Pim Kinases as Therapeutic Targets in Early RheumatoidArthritis.

Abstract

As well as being an established oncoprotein and therapeutic target in cancer, proviral integration site for Moloney murine leukemia virus 1 (Pim-1) is implicated in human autoimmunity. This study was undertaken to investigate Pim-1 and its family members as potential therapeutic targets in early rheumatoid arthritis (RA). A flow cytometry assay for PIM1 transcript measurement in peripheral blood mononuclear cells from patients with early arthritis was validated and applied as a biomarker of Pim-1 activity at the cellular level. Synovial protein expression was similarly determined by multiplex immunofluorescence in tissue samples from untreated RA patients and non-RA disease controls.
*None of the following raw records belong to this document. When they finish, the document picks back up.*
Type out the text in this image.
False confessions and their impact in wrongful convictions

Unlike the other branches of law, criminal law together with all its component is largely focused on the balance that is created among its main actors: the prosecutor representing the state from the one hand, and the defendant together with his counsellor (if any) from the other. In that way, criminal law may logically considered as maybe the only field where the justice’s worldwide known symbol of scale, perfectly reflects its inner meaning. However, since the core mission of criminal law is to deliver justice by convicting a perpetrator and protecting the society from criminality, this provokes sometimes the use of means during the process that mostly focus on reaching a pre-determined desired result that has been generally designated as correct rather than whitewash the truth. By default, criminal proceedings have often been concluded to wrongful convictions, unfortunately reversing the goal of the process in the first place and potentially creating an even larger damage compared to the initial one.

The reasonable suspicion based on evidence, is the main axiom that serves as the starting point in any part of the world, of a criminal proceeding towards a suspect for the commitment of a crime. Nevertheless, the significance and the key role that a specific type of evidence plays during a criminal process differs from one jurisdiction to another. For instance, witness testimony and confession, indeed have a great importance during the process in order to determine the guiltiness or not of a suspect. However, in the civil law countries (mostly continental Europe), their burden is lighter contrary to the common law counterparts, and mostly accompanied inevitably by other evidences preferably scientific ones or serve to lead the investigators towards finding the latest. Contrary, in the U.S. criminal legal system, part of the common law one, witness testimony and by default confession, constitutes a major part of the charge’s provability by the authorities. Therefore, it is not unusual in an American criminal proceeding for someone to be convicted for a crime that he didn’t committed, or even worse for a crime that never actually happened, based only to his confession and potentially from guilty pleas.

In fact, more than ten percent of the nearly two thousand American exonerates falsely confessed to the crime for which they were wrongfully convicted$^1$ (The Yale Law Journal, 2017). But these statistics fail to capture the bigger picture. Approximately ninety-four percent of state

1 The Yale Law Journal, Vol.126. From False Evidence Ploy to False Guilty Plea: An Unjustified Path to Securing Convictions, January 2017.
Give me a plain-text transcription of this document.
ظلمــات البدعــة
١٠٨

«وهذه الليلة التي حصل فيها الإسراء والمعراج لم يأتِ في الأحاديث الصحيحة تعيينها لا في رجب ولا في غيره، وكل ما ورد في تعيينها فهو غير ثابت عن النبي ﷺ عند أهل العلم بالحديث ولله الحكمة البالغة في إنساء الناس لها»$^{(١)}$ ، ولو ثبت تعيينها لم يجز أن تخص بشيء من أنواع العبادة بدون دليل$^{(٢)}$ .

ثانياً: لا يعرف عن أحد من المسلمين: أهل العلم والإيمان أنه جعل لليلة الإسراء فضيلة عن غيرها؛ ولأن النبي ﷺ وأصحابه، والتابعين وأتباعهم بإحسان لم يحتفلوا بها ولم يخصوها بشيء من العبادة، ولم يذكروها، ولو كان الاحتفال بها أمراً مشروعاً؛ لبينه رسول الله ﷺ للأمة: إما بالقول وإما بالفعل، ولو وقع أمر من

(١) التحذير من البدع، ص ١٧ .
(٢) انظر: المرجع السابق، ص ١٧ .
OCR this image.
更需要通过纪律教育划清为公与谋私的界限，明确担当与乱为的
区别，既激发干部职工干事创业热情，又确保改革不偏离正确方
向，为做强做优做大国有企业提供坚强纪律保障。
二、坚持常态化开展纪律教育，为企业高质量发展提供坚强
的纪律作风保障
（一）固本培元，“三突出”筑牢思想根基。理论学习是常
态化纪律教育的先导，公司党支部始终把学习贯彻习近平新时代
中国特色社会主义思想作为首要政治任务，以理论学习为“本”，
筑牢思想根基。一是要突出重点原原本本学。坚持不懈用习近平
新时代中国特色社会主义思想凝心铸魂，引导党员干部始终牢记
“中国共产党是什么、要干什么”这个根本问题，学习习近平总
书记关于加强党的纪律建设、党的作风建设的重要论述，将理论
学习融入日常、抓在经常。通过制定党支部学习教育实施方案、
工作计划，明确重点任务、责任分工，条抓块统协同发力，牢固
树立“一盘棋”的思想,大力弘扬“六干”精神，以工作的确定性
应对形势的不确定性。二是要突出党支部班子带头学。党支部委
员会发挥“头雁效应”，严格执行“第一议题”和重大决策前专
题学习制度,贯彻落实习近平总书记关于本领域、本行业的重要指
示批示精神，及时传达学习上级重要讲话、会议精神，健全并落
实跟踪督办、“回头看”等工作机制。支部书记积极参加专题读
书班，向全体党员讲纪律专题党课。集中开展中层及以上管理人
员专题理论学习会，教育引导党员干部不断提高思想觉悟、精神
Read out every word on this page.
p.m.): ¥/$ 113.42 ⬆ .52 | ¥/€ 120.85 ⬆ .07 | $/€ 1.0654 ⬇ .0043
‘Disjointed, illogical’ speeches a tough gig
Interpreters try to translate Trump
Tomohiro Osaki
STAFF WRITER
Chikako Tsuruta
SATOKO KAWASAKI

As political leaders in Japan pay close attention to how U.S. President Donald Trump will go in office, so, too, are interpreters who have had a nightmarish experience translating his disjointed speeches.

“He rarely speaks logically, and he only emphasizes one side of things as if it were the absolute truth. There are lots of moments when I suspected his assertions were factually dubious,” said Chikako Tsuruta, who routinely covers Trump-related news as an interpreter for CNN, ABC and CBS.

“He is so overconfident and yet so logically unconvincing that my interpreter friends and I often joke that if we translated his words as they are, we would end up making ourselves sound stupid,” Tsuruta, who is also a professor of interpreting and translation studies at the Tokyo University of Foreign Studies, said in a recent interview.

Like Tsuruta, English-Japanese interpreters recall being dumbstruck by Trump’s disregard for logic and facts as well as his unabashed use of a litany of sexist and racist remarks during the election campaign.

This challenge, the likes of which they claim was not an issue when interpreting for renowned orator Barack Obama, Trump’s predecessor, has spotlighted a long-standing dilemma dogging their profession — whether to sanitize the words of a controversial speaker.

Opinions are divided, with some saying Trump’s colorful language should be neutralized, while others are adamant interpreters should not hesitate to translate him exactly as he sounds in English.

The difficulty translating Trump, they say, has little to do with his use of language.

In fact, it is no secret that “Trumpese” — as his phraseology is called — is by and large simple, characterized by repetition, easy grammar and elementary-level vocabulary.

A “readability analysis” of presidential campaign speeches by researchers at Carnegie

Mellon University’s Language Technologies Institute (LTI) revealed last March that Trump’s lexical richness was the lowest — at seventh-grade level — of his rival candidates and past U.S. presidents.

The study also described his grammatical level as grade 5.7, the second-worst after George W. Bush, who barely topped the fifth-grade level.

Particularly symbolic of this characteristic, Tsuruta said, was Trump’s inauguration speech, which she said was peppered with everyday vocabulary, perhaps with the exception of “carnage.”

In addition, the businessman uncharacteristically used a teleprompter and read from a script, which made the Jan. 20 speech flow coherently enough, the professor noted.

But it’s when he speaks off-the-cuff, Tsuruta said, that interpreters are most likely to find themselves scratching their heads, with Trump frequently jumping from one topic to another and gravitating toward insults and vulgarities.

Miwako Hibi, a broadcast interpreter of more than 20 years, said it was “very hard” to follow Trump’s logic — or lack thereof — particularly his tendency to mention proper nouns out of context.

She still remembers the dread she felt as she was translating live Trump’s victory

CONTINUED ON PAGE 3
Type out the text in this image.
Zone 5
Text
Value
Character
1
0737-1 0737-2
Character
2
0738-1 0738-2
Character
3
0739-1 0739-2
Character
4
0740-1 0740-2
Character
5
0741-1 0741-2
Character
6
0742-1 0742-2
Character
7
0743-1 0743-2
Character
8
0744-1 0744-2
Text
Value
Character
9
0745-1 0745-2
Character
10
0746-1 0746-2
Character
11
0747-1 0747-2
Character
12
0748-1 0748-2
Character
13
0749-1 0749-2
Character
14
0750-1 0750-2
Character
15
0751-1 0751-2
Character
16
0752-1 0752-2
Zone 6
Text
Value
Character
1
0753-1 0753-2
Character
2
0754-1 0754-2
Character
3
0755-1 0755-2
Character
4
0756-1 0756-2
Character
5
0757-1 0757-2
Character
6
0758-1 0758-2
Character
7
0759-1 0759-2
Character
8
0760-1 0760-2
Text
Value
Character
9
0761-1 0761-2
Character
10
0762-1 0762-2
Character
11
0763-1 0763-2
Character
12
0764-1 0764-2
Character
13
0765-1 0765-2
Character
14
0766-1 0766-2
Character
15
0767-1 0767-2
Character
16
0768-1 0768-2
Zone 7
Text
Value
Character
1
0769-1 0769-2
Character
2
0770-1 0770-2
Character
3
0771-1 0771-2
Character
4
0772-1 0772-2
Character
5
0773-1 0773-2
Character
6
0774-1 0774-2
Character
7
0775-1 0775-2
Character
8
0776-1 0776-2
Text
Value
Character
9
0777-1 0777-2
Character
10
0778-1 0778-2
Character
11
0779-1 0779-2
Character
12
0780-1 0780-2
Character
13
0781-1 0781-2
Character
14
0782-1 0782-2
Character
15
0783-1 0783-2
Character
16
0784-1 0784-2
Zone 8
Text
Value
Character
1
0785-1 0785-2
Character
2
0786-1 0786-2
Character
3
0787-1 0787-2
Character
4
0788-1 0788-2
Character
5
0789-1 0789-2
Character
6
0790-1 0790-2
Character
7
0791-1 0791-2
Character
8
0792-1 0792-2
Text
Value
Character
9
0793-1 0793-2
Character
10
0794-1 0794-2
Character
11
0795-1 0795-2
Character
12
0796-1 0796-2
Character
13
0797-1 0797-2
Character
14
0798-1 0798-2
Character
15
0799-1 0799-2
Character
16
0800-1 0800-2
Functional consequences of Pim kinase family manipulation in freshly isolated CD4+ T cells from these individuals were ascertained, along with the impact of Pim inhibition on mice with collagen-induced arthritis (CIA). The percentage of circulating CD4+ T cells positive for PIM1 transcript by flow cytometry proved a faithful surrogate for gene expression and was significantly higher in patients with early RA than in those with other diseases. Pim-1 protein levels were similarly up-regulated in synovial CD4+ T cells from patients with early RA. Ex vivo, exposure of T cell receptor-stimulated early RA CD4+ T cells to Pim kinase inhibitors restrained their activation and proliferative capacity. Diminished production of proinflammatory cytokines (interferon-γ and interleukin-17) and an expanded CD25high FoxP3+ Treg cell fraction were also observed in exposed versus unexposed cells. Finally, administration of Pim inhibitors robustly limited arthritis progression and cartilage destruction in CIA. Our findings indicate that Pim kinases are plausible therapeutic targets in a readily identifiable subgroup of patients with early RA. Repurposing of Pim inhibitors for this disease should be considered.